Of the three RUNX family members, RUNX2 uniquely contains a polyQ, polyA tandem repeat domain. Tandem repeat domains can facilitate a diverse range of biological roles53,54,55, including gene transactivation21, intracellular protein translocation25,56,57, protein–protein, protein–DNA, and protein-RNA interactions55,58. Tandem repeat domains possess high length variability due to their tendency for mutations during DNA replication. High purity repeats with uninterrupted codon composition (e.g., CAG CAG CAG CAG : QQQQ) are more likely to stutter during replication causing homopolymeric expansions or contractions. On the other hand, low purity repeats with variable codon usage (e.g., CAG CAA CAG CAA : QQQQ) are generally more stable and less prone to mutation59. Repeat slippage mutations occur more frequently than point mutations60 and are able to rapidly generate multiallelic variation55 without deleterious consequences such as frameshifts or premature stop codons. As such, alleles with novel repeat lengths can facilitate variation within a population and those that have beneficial functions can become fixed by selection61. Therefore, protein coding repeats have been referred to as evolutionary “tuning knobs”26,60, acting to rapidly generate beneficial genetic variation, independent of longer-term evolutionary epistasis61,62,63,64. (Both nucleotide sequences code for the same homopolymeric amino acid sequence, consisting of 4 glutamines (QQQQ). Bold letters denote how changes to the codon nucelotide sequence do not affect the amino acid sequence, but do change the nucleotide composition that codons are alternated rather than being repetitive).

Tandem repeat domains are present in a wide range of developmental genes and transcription factors61,65,66 and possess substantial intra- and inter-species-specific variation67. However, the biological roles of repeat expansions and contractions are not entirely clear, and often only described in the context of disease. For example, polyQ repeats in coding genes can influence protein–protein interactions with transcriptional co-activators to regulate gene expression68,69 in a length-dependent manner56. However, long repeats can become unstable, forming toxic β-sheet aggregates. This is seen in Huntington’s disease, caused by large unstable polyQ expansions in the HTT (Huntingtin) gene70. The role of polyA repeats is less understood, although they are suggested to facilitate protein translocation between subcellular compartments25,71,72. For example, expanded polyA repeats in RUNX2 cause cytoplasmic aggregation, decreasing protein availability in the nucleus25. Humans and mice with homozygous polyA expansions in the homeobox gene Hoxd13 develop synpolydactyly; however, this phenotype is absent in heterozygous individuals73,74. Yet, while individual polyQ or polyA tracts are common in many proteins75, tandem polyQA repeat domains are exceedingly rare and their precise roles remain poorly understood. The best example is observed in RUNX2, which has been implicated in the fine-tuning of protein transactivation55.

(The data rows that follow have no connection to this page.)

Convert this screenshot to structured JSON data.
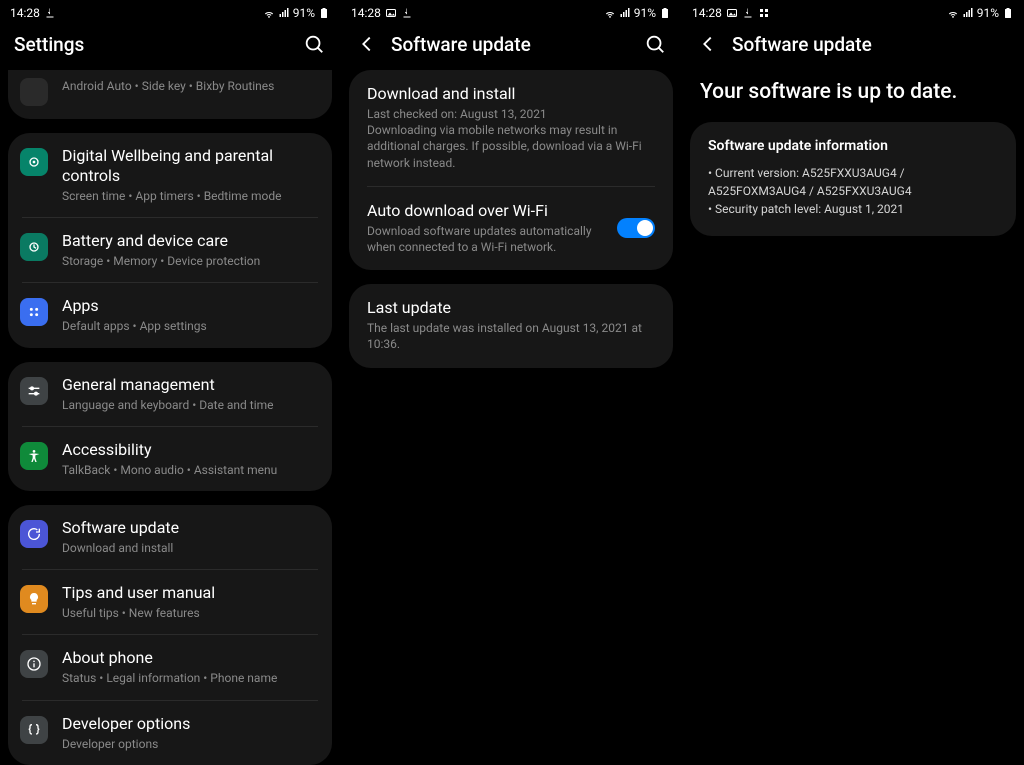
{
  "status": {
    "time": "14:28",
    "battery_pct": "91%"
  },
  "pane1": {
    "header": "Settings",
    "groups": [
      {
        "clipped_prev": {
          "sub": "Android Auto  •  Side key  •  Bixby Routines"
        },
        "items": [
          {
            "icon": "wellbeing-icon",
            "color": "bg-green",
            "title": "Digital Wellbeing and parental controls",
            "sub": "Screen time  •  App timers  •  Bedtime mode"
          },
          {
            "icon": "battery-icon",
            "color": "bg-teal",
            "title": "Battery and device care",
            "sub": "Storage  •  Memory  •  Device protection"
          },
          {
            "icon": "apps-icon",
            "color": "bg-blue",
            "title": "Apps",
            "sub": "Default apps  •  App settings"
          }
        ]
      },
      {
        "items": [
          {
            "icon": "sliders-icon",
            "color": "bg-grey",
            "title": "General management",
            "sub": "Language and keyboard  •  Date and time"
          },
          {
            "icon": "a11y-icon",
            "color": "bg-green2",
            "title": "Accessibility",
            "sub": "TalkBack  •  Mono audio  •  Assistant menu"
          }
        ]
      },
      {
        "items": [
          {
            "icon": "update-icon",
            "color": "bg-purple",
            "title": "Software update",
            "sub": "Download and install"
          },
          {
            "icon": "bulb-icon",
            "color": "bg-orange",
            "title": "Tips and user manual",
            "sub": "Useful tips  •  New features"
          },
          {
            "icon": "info-icon",
            "color": "bg-dgrey",
            "title": "About phone",
            "sub": "Status  •  Legal information  •  Phone name"
          },
          {
            "icon": "braces-icon",
            "color": "bg-dgrey",
            "title": "Developer options",
            "sub": "Developer options"
          }
        ]
      }
    ]
  },
  "pane2": {
    "header": "Software update",
    "download": {
      "title": "Download and install",
      "line1": "Last checked on: August 13, 2021",
      "line2": "Downloading via mobile networks may result in additional charges. If possible, download via a Wi-Fi network instead."
    },
    "auto": {
      "title": "Auto download over Wi-Fi",
      "sub": "Download software updates automatically when connected to a Wi-Fi network.",
      "on": true
    },
    "last": {
      "title": "Last update",
      "sub": "The last update was installed on August 13, 2021 at 10:36."
    }
  },
  "pane3": {
    "header": "Software update",
    "headline": "Your software is up to date.",
    "info_title": "Software update information",
    "bullets": [
      "Current version: A525FXXU3AUG4 / A525FOXM3AUG4 / A525FXXU3AUG4",
      "Security patch level: August 1, 2021"
    ]
  }
}
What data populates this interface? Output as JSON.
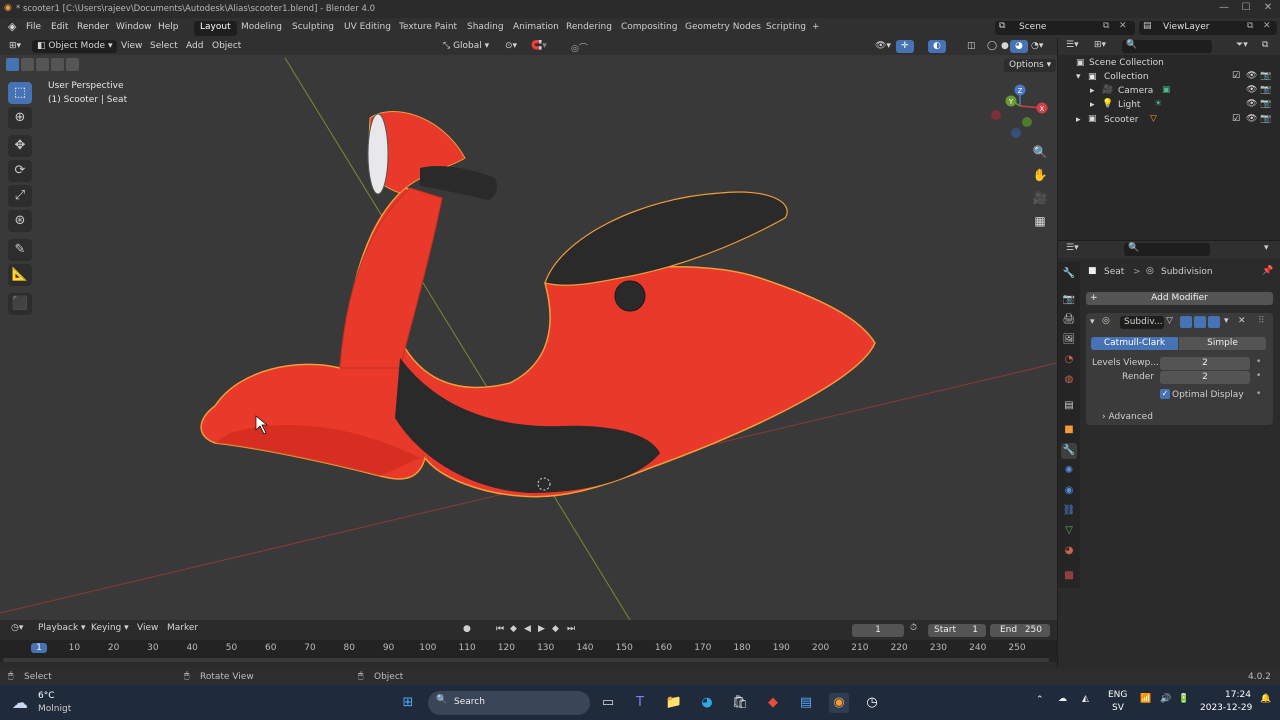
{
  "window": {
    "title": "* scooter1 [C:\\Users\\rajeev\\Documents\\Autodesk\\Alias\\scooter1.blend] - Blender 4.0",
    "minimize": "—",
    "maximize": "☐",
    "close": "✕"
  },
  "menu": {
    "items": [
      "File",
      "Edit",
      "Render",
      "Window",
      "Help"
    ],
    "workspaces": [
      "Layout",
      "Modeling",
      "Sculpting",
      "UV Editing",
      "Texture Paint",
      "Shading",
      "Animation",
      "Rendering",
      "Compositing",
      "Geometry Nodes",
      "Scripting"
    ],
    "add_workspace": "+",
    "scene": "Scene",
    "view_layer": "ViewLayer"
  },
  "viewport": {
    "mode": "Object Mode",
    "menus": [
      "View",
      "Select",
      "Add",
      "Object"
    ],
    "transform_orientation": "Global",
    "options_label": "Options",
    "info_line1": "User Perspective",
    "info_line2": "(1) Scooter | Seat",
    "gizmo_labels": {
      "z": "Z",
      "y": "Y",
      "x": "X"
    }
  },
  "outliner": {
    "scene_collection": "Scene Collection",
    "collection": "Collection",
    "items": [
      {
        "name": "Camera"
      },
      {
        "name": "Light"
      },
      {
        "name": "Scooter"
      }
    ]
  },
  "properties": {
    "object_name": "Seat",
    "breadcrumb_sep": ">",
    "modifier_context": "Subdivision",
    "add_modifier": "Add Modifier",
    "modifier_name": "Subdiv...",
    "type_catmull": "Catmull-Clark",
    "type_simple": "Simple",
    "levels_label": "Levels Viewp...",
    "levels_value": "2",
    "render_label": "Render",
    "render_value": "2",
    "optimal_display": "Optimal Display",
    "advanced": "Advanced"
  },
  "timeline": {
    "menus": [
      "Playback",
      "Keying",
      "View",
      "Marker"
    ],
    "current_frame": "1",
    "start_label": "Start",
    "start_value": "1",
    "end_label": "End",
    "end_value": "250",
    "ticks": [
      "1",
      "10",
      "20",
      "30",
      "40",
      "50",
      "60",
      "70",
      "80",
      "90",
      "100",
      "110",
      "120",
      "130",
      "140",
      "150",
      "160",
      "170",
      "180",
      "190",
      "200",
      "210",
      "220",
      "230",
      "240",
      "250"
    ]
  },
  "statusbar": {
    "select": "Select",
    "rotate_view": "Rotate View",
    "object": "Object",
    "version": "4.0.2"
  },
  "taskbar": {
    "temperature": "6°C",
    "weather": "Molnigt",
    "search": "Search",
    "lang1": "ENG",
    "lang2": "SV",
    "time": "17:24",
    "date": "2023-12-29"
  },
  "colors": {
    "scooter_red": "#e8392a",
    "seat_dark": "#2a2a2a",
    "accent_blue": "#4772b3",
    "selection_orange": "#f29d39"
  }
}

The mammalian RUNX2 polyQ and polyA repeats sit within immediate proximity of each other, separated by a single glutamic acid (E) spacer. The polyQ and polyA domains each form individual α-helix coiled coils, which interact to form a super-coiled secondary structure25,57. In addition to variation in overall repeat length, the ratio of glutamine-to-alanine residues (Q:A ratio) in RUNX2 can also alter the stability of the coiled coil25, altering the affinity for protein–protein interactions and thus gene transactivation66. RUNX2 QA repeat length polymorphisms within a functional range influence its activity, providing a length-dependent mechanism to control gene transactivation. This has been empirically determined in vitro where RUNX2 QA alleles with increasing Q repeats promote transactivation and gene expression22,24. However, Q or A repeats outside the functional range become unstable, lose their transactivation potential, and form aggregates (Fig. 2a, b)21,23,25,76. Targeted deletion of the RUNX2 QA domain (Runx2ΔQA) results in a significant reduction in gene transactivation compared to the wild-type allele in vitro21. Also, conditional knock-in of wild-type Runx2 and the Runx2ΔQA allele in mouse hypertrophic chondrocytes (terminal cartilage) induced osteogenic differentiation and bone mineralization in vivo, although overall this level was reduced in ΔQA mice77,78. Together, these examples demonstrate that while the RUNX2 QA repeat influences osteogenic gene transactivation and the rate of osteogenesis, it is not essential for osteoblast differentiation and bone development. Here, the polyQ domain regulates transactivation levels, while the polyA may support translocation and protein stabilization, although these may be further controlled by variable Q:A ratios.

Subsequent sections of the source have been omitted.